Карьера Дейла необычна для его эпохи15: он учился в Кембридже, а потом некоторое время работал в лаборатории Эрлиха во Франкфурте, но оставил университетскую позицию, которую считал слишком рискованной, и стал фармакологом в компании Wellcome Laboratories в Англии. Здесь, основываясь на работах Джона Ленгли и Уолтера Диксона, он начал выделять химические вещества, оказывающие глубокое действие на нервную систему. Некоторые из них, такие как ацетилхолин, при введении в организм кошки снижали частоту сердцебиений животного. Другие могли ее увеличивать. А третьи стимулировали активность нервных клеток по отношению к мышцам. В 1914 году Дейл стал директором Национального института медицинских исследований в Милл-Хилл вблизи Лондона. Он осторожно заявлял, что эти химические вещества были передатчиками – “трансмиттерами” информации между нейронами или между нейронами и мышечными клетками, с которыми они были связаны. Введение этих веществ в организм кошки стимулировало нервы, подходящие к сердцу, приводя к учащению или замедлению сердечного ритма. И еще эти химические вещества выступали триггерами следующего электрического импульса. Дейл продолжал обдумывать это наблюдение. Химические вещества (а не только электричество) могут переносить импульсы от нервов к мышцам и, возможно, от нервов к нервам.

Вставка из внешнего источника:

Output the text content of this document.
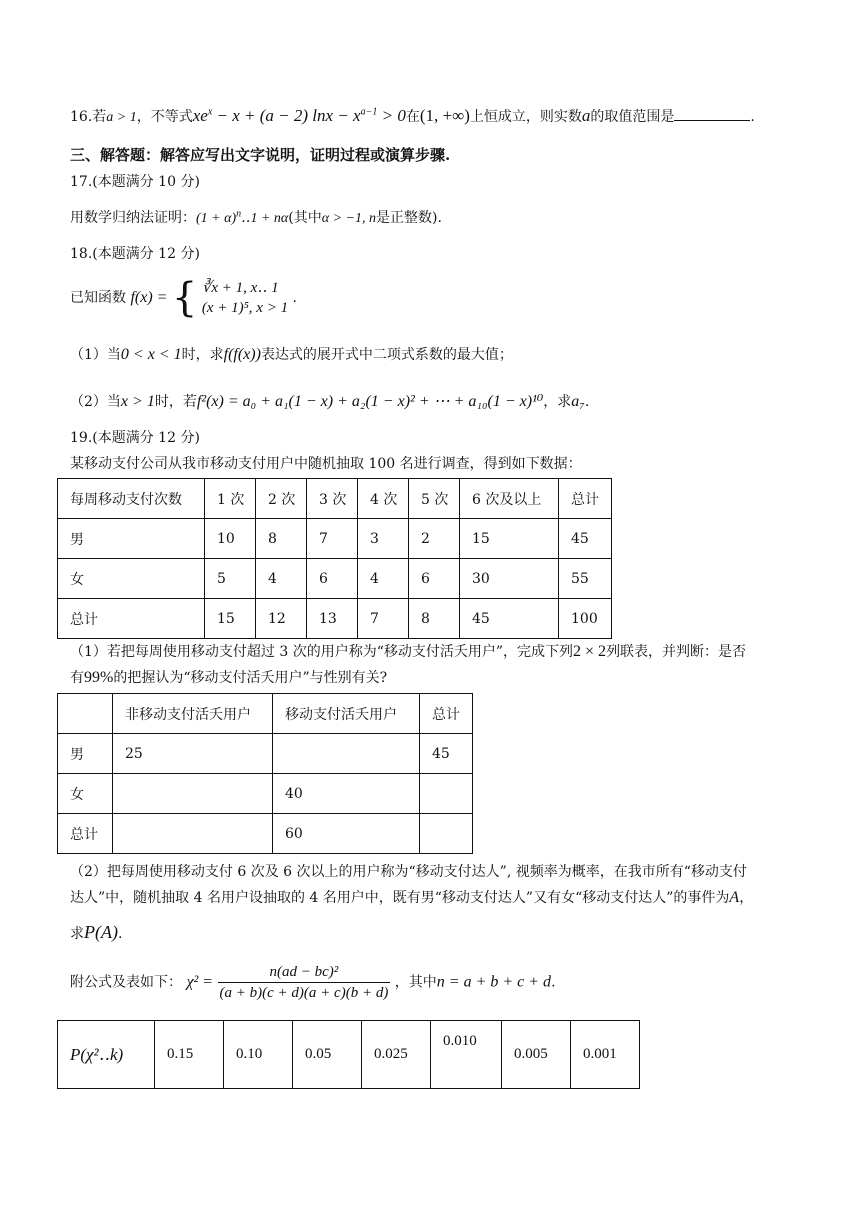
16.若a > 1，不等式$xe^x - x + (a - 2) \ln x - x^{a-1} > 0$在(1, +∞)上恒成立，则实数a的取值范围是	.
三、解答题：解答应写出文字说明，证明过程或演算步骤.
17.(本题满分 10 分)
用数学归纳法证明：$(1 + \alpha)^n‥1 + n\alpha$(其中α > −1, n是正整数).
18.(本题满分 12 分)
已知函数 f(x) = { ∛x + 1, x‥ 1
(x + 1)⁵, x > 1
.
（1）当0 < x < 1时，求f(f(x))表达式的展开式中二项式系数的最大值；
（2）当x > 1时，若f²(x) = a₀ + a₁(1 − x) + a₂(1 − x)² + ⋯ + a₁₀(1 − x)¹⁰，求a₇.
19.(本题满分 12 分)
某移动支付公司从我市移动支付用户中随机抽取 100 名进行调查，得到如下数据：
每周移动支付次数	1 次	2 次	3 次	4 次	5 次	6 次及以上	总计
男	10	8	7	3	2	15	45
女	5	4	6	4	6	30	55
总计	15	12	13	7	8	45	100
（1）若把每周使用移动支付超过 3 次的用户称为“移动支付活夭用户”，完成下列2 × 2列联表，并判断：是否
有99%的把握认为“移动支付活夭用户”与性别有关?
	非移动支付活夭用户	移动支付活夭用户	总计
男	25		45
女		40	
总计		60	
（2）把每周使用移动支付 6 次及 6 次以上的用户称为“移动支付达人”, 视频率为概率，在我市所有“移动支付
达人”中，随机抽取 4 名用户设抽取的 4 名用户中，既有男“移动支付达人”又有女“移动支付达人”的事件为A，
求P(A).
附公式及表如下： $\chi^2 = \frac{\text{n(ad − bc)²}}{(a + b)(c + d)(a + c)(b + d)}$ ，其中n = a + b + c + d.
P(χ²‥k)	0.15	0.10	0.05	0.025	0.010	0.005	0.001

В австрийском городе Грац нейрофизиолог Отто Лёви тоже склонялся к мысли о существовании химических нейромедиаторов16. В последнюю ночь перед Пасхой 1920-го года, в короткий промежуток между двумя войнами, ему приснился опыт. Он мало что запомнил из этого сна, но, скорее всего, тот имел отношение к мышцам и нервам лягушки. “Я проснулся, – писал он, – включил свет и записал кое-что на клочке бумаги. И потом опять заснул. В шесть утра я вспомнил, что ночью записал что-то важное, но не мог расшифровать свои каракули. Следующей ночью в три часа мысль вернулась. Это был эксперимент, позволявший установить, справедлива ли гипотеза о химической передаче, которую я выдвинул семнадцать лет назад. Я немедленно поднялся, пошел в лабораторию и поставил простой эксперимент на сердце лягушки в таком варианте, какой мне приснился ночью”17.

В пасхальное воскресенье в четвертом часу утра Лёви побежал в лабораторию. Первым делом он извлек у одной лягушки блуждающий нерв, отключив тем самым один из важнейших движущих механизмов сердцебиения. Блуждающий нерв посылает сигнал замедления сердцебиений, поэтому, как и ожидалось, без нерва частота сердцебиений животного повысилась. Затем он стимулировал блуждающий нерв второй лягушки, чтобы заставить ее сердце биться медленнее. Здесь тоже все произошло как и ожидалось: в результате стимуляции ингибирующего нерва сердце стало биться реже.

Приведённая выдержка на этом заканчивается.